Janok Bhattacharya1 and Cornel Olariu2
1 University of Houston, Houston, TX
2 University of Texas at Dallas, Richardson, TX

Many deltas show several orders of branching resulting in a wide range of sizes and shapes of distributary channels. At the largest-scale, trunk rivers become distributive at the point where the river becomes unconfined. Good outcrop exposures of incised trunk rivers can be used to estimate paleodischarge. Intermediate-scale delta plain channels tend to be few in number and may be separated by wide interfluves. The smallest-scale "terminal distributaries" lie close to or within the delta front, especially where they extend offshore. Because discharge decreases downstream, terminal distributary channels tend to be narrow and shallow, rather than wide and deep.
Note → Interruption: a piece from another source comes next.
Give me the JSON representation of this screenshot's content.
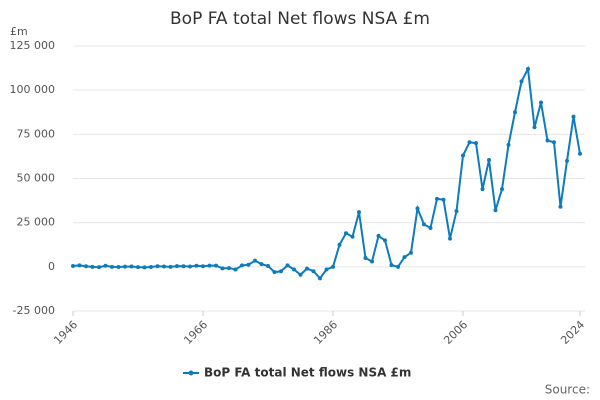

The number of active terminal distributary channels appears to be a function of wave-climate, tidal-energy, river discharge and water depth. Large rivers feeding into shallow water basins (e.g. Volga, Lena, Atchafalaya) show numerous orders of branching, with dozens to hundreds of simultaneously active outlets. These are typically stable for periods of a few years to a few decades, and experience frequent avulsions.

Wave-modified deltas, like the Nile, show only a few outlets. Waves carry sediment away from the river mouth and inhibit progradation and avulsion. Tide-dominated deltas show a bewildering alternation of tidal channels and terminal distributaries. Tidal processes may allow terminal distributary channels to be stable for thousands of years, such as seen in the Mekong and Mahakam deltas in southeast Asia.Predicting time-scales over which multiple terminal distributary channels are active is critical for determining downstream controls on avulsion and for accurate numerical modeling of deltas.